Here's what I observed on Doppler trace of the right and left hepatic veins.
There are broadly 4 waves in a hepatic vein on spectral Doppler tracing. A, S, V and D waves.
Here's a brief description:
A wave: The A wave is the first negative wave in the hepatic vein spectral Doppler waveform. It represents the brief period of increased resistance to blood flow caused by atrial contraction. The A wave is usually smaller and less prominent than the S and D waves.
S wave: The S wave is the first positive wave in the hepatic vein spectral Doppler waveform. It is caused by the initial surge of blood flow into the hepatic vein during the systolic phase of ventricular contraction. The S wave is usually sharp and well-defined.
V wave: The V wave is the second negative wave in the hepatic vein spectral Doppler waveform. It represents the early diastolic phase, during which the ventricles relax and blood flow decreases. The V wave is usually lower in amplitude and longer in duration than the A wave.

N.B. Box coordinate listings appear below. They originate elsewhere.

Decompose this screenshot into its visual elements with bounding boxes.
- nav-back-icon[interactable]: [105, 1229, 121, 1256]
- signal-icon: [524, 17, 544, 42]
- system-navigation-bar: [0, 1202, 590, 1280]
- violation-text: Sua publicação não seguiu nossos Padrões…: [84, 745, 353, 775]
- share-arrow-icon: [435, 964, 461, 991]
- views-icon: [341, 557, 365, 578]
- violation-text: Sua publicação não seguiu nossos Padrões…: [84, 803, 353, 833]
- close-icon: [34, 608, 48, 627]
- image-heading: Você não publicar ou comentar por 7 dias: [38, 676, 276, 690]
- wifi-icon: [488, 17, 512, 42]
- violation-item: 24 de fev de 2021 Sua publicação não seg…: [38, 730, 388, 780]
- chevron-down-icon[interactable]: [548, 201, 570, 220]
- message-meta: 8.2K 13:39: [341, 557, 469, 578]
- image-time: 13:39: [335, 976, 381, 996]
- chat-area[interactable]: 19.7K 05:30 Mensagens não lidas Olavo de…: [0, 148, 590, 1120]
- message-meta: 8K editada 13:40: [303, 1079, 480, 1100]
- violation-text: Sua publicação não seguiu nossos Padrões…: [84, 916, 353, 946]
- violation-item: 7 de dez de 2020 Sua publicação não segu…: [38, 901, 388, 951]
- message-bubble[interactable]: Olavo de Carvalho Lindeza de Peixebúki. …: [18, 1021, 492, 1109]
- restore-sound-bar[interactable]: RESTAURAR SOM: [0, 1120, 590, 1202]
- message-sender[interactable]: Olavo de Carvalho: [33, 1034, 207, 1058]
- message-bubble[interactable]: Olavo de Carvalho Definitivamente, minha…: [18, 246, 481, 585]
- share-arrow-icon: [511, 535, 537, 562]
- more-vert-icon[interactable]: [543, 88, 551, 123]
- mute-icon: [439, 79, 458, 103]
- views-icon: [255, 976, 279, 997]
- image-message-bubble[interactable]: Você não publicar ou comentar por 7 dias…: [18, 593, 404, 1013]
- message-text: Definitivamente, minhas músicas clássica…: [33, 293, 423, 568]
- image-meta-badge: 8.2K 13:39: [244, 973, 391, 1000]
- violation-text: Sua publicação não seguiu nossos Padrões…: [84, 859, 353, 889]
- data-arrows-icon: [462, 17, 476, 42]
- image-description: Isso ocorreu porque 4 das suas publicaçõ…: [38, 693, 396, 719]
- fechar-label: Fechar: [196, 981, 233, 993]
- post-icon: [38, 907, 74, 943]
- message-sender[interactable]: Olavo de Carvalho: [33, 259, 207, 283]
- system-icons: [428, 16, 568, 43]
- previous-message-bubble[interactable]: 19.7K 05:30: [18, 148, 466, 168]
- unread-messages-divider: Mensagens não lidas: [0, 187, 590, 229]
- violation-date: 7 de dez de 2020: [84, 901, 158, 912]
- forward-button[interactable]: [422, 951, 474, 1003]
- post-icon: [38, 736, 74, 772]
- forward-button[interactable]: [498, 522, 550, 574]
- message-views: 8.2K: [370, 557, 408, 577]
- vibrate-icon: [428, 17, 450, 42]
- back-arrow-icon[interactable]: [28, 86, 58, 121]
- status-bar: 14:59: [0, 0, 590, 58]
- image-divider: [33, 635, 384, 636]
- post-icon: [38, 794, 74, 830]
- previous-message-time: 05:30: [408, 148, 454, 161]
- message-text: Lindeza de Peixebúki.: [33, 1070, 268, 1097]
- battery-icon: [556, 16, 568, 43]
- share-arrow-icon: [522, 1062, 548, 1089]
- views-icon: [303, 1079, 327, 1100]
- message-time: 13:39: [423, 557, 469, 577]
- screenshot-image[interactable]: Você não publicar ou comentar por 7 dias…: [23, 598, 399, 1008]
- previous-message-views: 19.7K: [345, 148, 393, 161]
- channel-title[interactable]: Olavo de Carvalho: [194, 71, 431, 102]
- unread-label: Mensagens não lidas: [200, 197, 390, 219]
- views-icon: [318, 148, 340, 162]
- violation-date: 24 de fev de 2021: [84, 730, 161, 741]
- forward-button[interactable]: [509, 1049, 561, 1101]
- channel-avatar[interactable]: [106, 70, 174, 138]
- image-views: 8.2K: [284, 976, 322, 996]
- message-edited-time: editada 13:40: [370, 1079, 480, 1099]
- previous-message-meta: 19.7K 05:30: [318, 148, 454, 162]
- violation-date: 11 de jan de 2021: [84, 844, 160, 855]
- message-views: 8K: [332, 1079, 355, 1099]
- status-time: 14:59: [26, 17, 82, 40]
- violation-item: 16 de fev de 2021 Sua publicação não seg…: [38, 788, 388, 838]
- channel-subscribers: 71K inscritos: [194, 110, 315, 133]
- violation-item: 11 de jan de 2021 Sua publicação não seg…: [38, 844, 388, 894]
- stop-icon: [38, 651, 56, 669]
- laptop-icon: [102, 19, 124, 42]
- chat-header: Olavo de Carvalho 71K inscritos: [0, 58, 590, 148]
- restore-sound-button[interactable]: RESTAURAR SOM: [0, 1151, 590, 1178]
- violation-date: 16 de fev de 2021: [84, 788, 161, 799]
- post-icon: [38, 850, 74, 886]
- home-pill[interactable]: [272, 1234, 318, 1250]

D wave: The D wave is the second positive wave in the hepatic vein spectral Doppler waveform. It represents the passive filling of the hepatic vein during the late diastolic phase, when the atria contract and push blood into the ventricles. The D wave is usually broader and less steep than the S wave.
Summary:
In a normal hepatic vein spectral Doppler waveform, these four waves form a triphasic pattern with three peaks (S, D, and V) and two troughs (A and V), reflecting the phases of the cardiac cycle and blood flow dynamics in the liver. However, the waveform can be affected by various factors such as age, sex, body position, and cardiac function. Therefore, it is important to interpret the waveform in the context of the patient's clinical history and other imaging findings.